Electric Scooter Vandalism Prompts New Safety Regulations in Los Angeles

Bird electric scooters are everywhere. You can’t make your way through the city of Los Angeles without seeing someone fly down the road on a rental scooter. These scooters were initially welcomed by the city and its residents as a way to reduce traffic and benefit the environment. However, scooters are frequently operated by inexperienced riders on congested roads. They’ve created quite a hazard and caused a significant number of traffic accidents.

It appears that Bird electric scooters have overstayed their welcome in Los Angeles. As the city struggles to create regulations to reign in scooter use, residents have taken matters into their own hands. Hundreds, if not thousands, of electric scooters in Los Angeles have been vandalized and destroyed over the past few months. Scooters have been set on fire, smashed, thrown into the ocean, and dismantled and spread throughout the city.

Despite the rise in vandalism, Los Angeles hasn’t done much to prosecute individuals for destroying or damaging the scooters. Local police have explicitly stated that their primary concern is for the safety of the people in Los Angles. Protecting property is a secondary concern. The only way to stop the vandalism is to address the scooter problem head-on with strict laws and regulations.

Why Are Electric Scooters Being Vandalized?

There are thousands of electric scooters on the streets of Los Angeles. However, there are no specific docking locations. Users simply download an app, unlock a scooter, and rent ride time by the minute. Once they’re done using the scooter they simply drop the vehicle and walk away. While companies like Bird and Lime encourage its users to leave the scooters in certain locations (e.g., near bike racks or park benches). It appears that these suggestions have fallen on deaf ears.

Rather than stowing the scooters in a safe place, many users just leave them in the middle of sidewalks, boardwalks, bike lanes, and roads. This creates a significant safety hazard. Los Angeles roads and sidewalks are congested enough without the added obstacles of abandoned scooters. Drivers, bicyclists, and pedestrians have to use extra care and caution to avoid unexpected obstacles in their paths. Unfortunately, it’s easy to miss a scooter that’s obscured by the buzz and frenzy of Los Angeles traffic.

Distracted Pedestrians and Abandoned Scooters

The fact that scooters have been abandoned on sidewalks has been particularly problematic. Pedestrians are increasingly distracted by their cell phones. It’s difficult to see what’s in front of you when your eyes are glued to a screen. Many pedestrians walking the streets of Los Angeles are very familiar with the paths they travel. They know where hazards exist and how to avoid them. When unexpected hazards arise – such as an abandoned scooter – it’s easy to trip, fall, and become injured.

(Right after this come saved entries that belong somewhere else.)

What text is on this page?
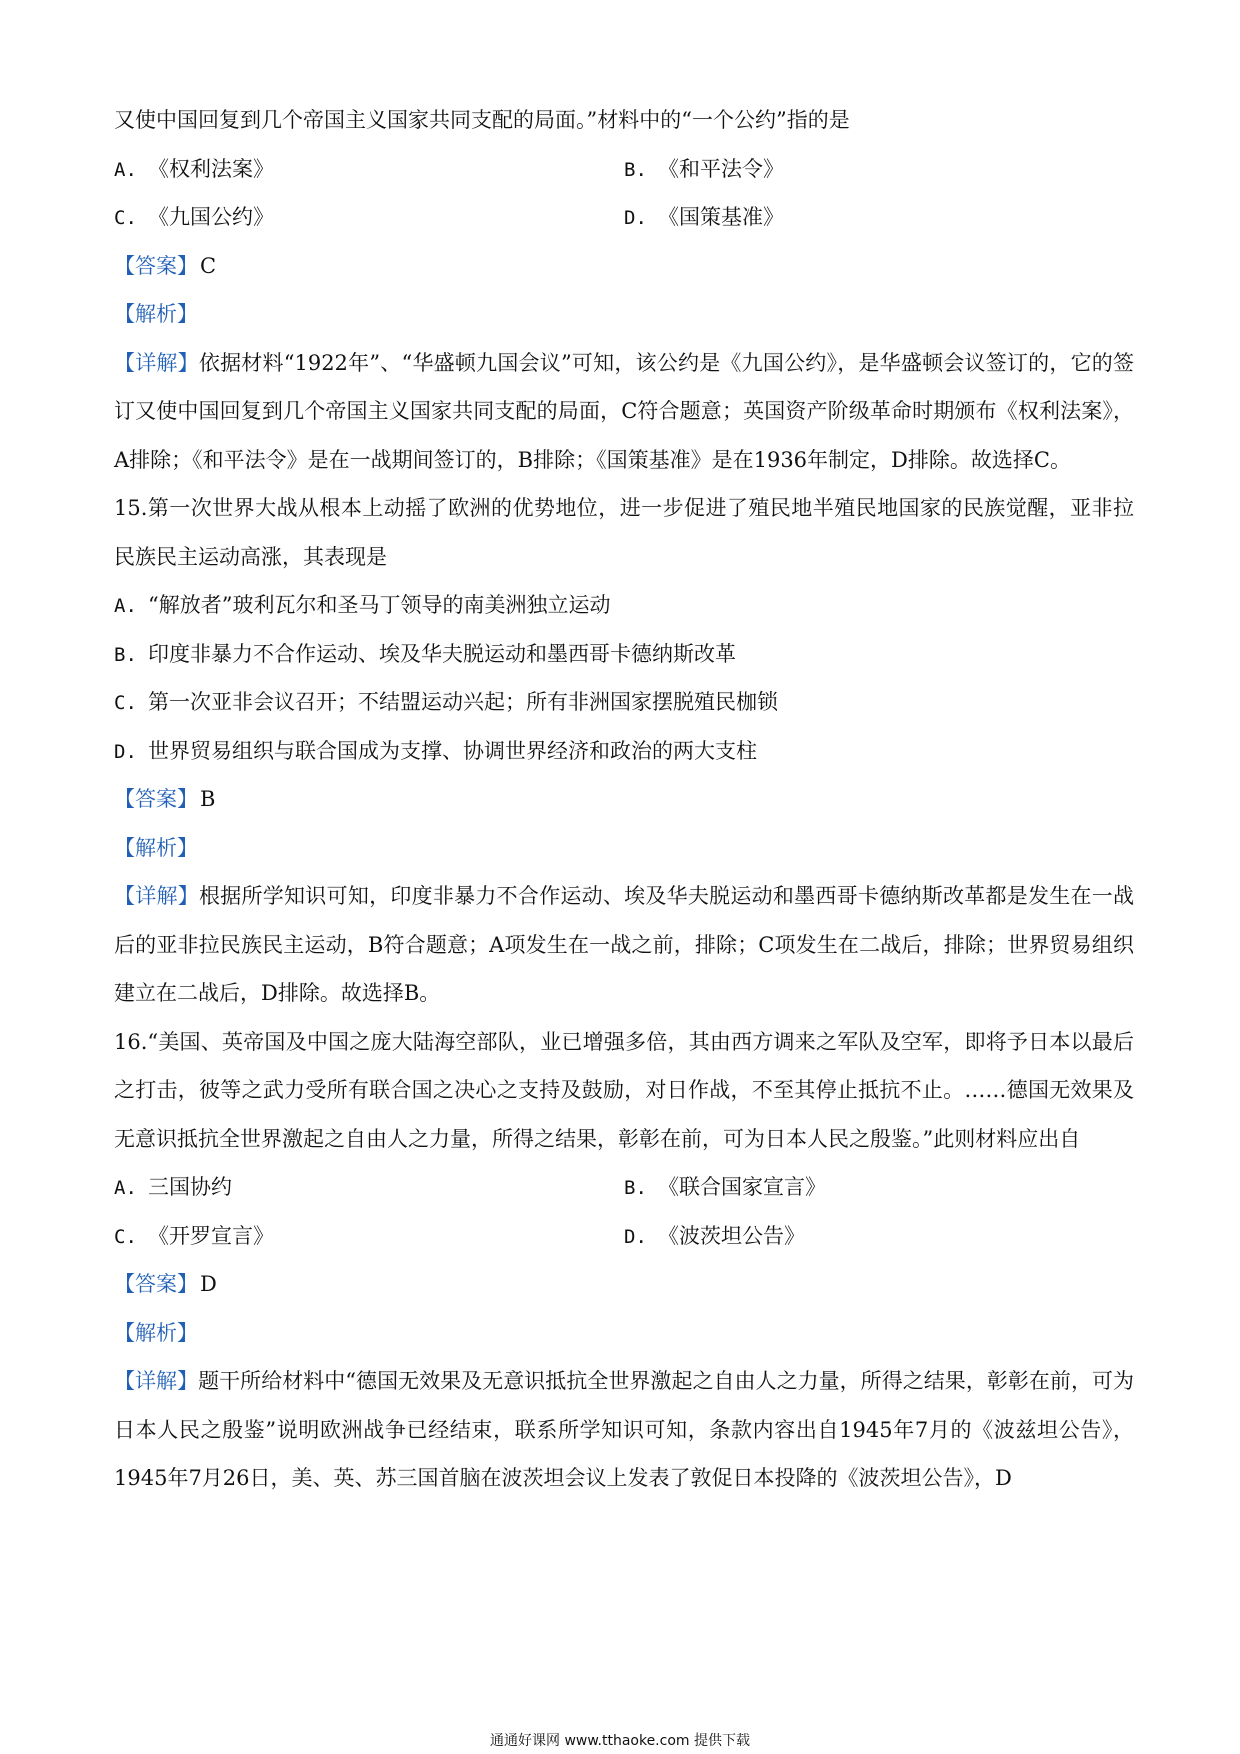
又使中国回复到几个帝国主义国家共同支配的局面。”材料中的“一个公约”指的是
A. 《权利法案》	B. 《和平法令》
C. 《九国公约》	D. 《国策基准》
【答案】C
【解析】
【详解】依据材料“1922年”、“华盛顿九国会议”可知，该公约是《九国公约》，是华盛顿会议签订的，它的签订又使中国回复到几个帝国主义国家共同支配的局面，C符合题意；英国资产阶级革命时期颁布《权利法案》，A排除；《和平法令》是在一战期间签订的，B排除；《国策基准》是在1936年制定，D排除。故选择C。
15.第一次世界大战从根本上动摇了欧洲的优势地位，进一步促进了殖民地半殖民地国家的民族觉醒，亚非拉民族民主运动高涨，其表现是
A. “解放者”玻利瓦尔和圣马丁领导的南美洲独立运动
B. 印度非暴力不合作运动、埃及华夫脱运动和墨西哥卡德纳斯改革
C. 第一次亚非会议召开；不结盟运动兴起；所有非洲国家摆脱殖民枷锁
D. 世界贸易组织与联合国成为支撑、协调世界经济和政治的两大支柱
【答案】B
【解析】
【详解】根据所学知识可知，印度非暴力不合作运动、埃及华夫脱运动和墨西哥卡德纳斯改革都是发生在一战后的亚非拉民族民主运动，B符合题意；A项发生在一战之前，排除；C项发生在二战后，排除；世界贸易组织建立在二战后，D排除。故选择B。
16.“美国、英帝国及中国之庞大陆海空部队，业已增强多倍，其由西方调来之军队及空军，即将予日本以最后之打击，彼等之武力受所有联合国之决心之支持及鼓励，对日作战，不至其停止抵抗不止。……德国无效果及无意识抵抗全世界激起之自由人之力量，所得之结果，彰彰在前，可为日本人民之殷鉴。”此则材料应出自
A. 三国协约	B. 《联合国家宣言》
C. 《开罗宣言》	D. 《波茨坦公告》
【答案】D
【解析】
【详解】题干所给材料中“德国无效果及无意识抵抗全世界激起之自由人之力量，所得之结果，彰彰在前，可为日本人民之殷鉴”说明欧洲战争已经结束，联系所学知识可知，条款内容出自1945年7月的《波兹坦公告》，1945年7月26日，美、英、苏三国首脑在波茨坦会议上发表了敦促日本投降的《波茨坦公告》，D
通通好课网 www.tthaoke.com 提供下载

Los Angeles Needs Electric Scooter Regulations

Residents in Los Angeles have taken matters into their own hands because the city has taken its time to address the growing threat posed by electric scooters. It appears that the spike in vandalism involving Bird scooters forced lawmakers into action. Earlier this fall, Los Angeles introduced new regulations that will directly impact rental scooters in the city.

  • Electric scooter companies may now only have 3,000 registered scooters within the city’s limits.
  • Scooters may not be parked in a way that blocks pedestrian traffic.
  • Companies must find and relocate scooters that are docked improperly.
  • Scooters may not be operated on roads with speed limits exceeding 25 MPH.

The city hopes that these new regulations will help to mitigate the problems scooters have caused in Los Angeles in recent years. Vandalism is expected to decline if these new regulations are successful. Residents should have less of a reason to destroy the scooters when there are fewer on the road and their operation is subject to local law.